Lipstick maker Juan immediately understood my brief of “an almost-matte nude, darker and punchier than my natural lip colour, as appropriate with little other makeup and jeans as with a full face and frock”. He promptly heaped white, brown, yellow and purple creams on to a mixing slab and blended them, sampling and adjusting until we both felt satisfied with the very slightly peach-stained, mid-tone rose. The cream is then divided between a luxury lipstick bullet and a sample for the Code8 archives, to make reordering (£28) straightforward (the brand can also copy any favourite discontinued lipstick from the remaining dregs). I adore my shade, which I’ve now worn several times a week for a month.
For those to whom lipstick is more like a religion than a passion, YSL’s new Rouge Sur Mesure device (£250) is the ultimate gift. This slick, dressing table-top digital device can create 4,000 lipstick shades using only a free smartphone app and base colour cartridges (think tiny printer cartridges full of lipstick, £60 for a full colour family set – pinks, oranges, nudes and reds).
During my practice run, I photographed the ketchup on the table, then in about two minutes, very closely recreated its concentrated tomato shade in a real-life lipstick to apply there and then.
The machine dispenses five applications directly into a smart, portable YSL compact, which can be wiped out later and filled with, perhaps, doses of your wedding bouquet pink, train ticket orange, or the exact nude spotted on a magazine cover.

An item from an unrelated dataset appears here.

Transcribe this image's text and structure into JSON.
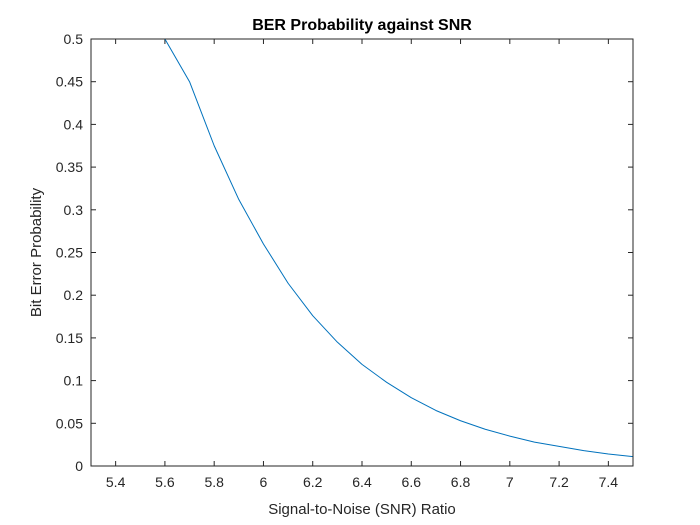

If you’re feeling low on inspiration, there’s a vast array of colour options on the app, which will memorise favourites for another time. The device is not the simplest to operate at first go, but it is terrific fun, and while no one is expecting it to sweep the nation (it’s available only at yslbeauty.com), it does feel like the expensive start of an ultimately more affordable move towards bespoke.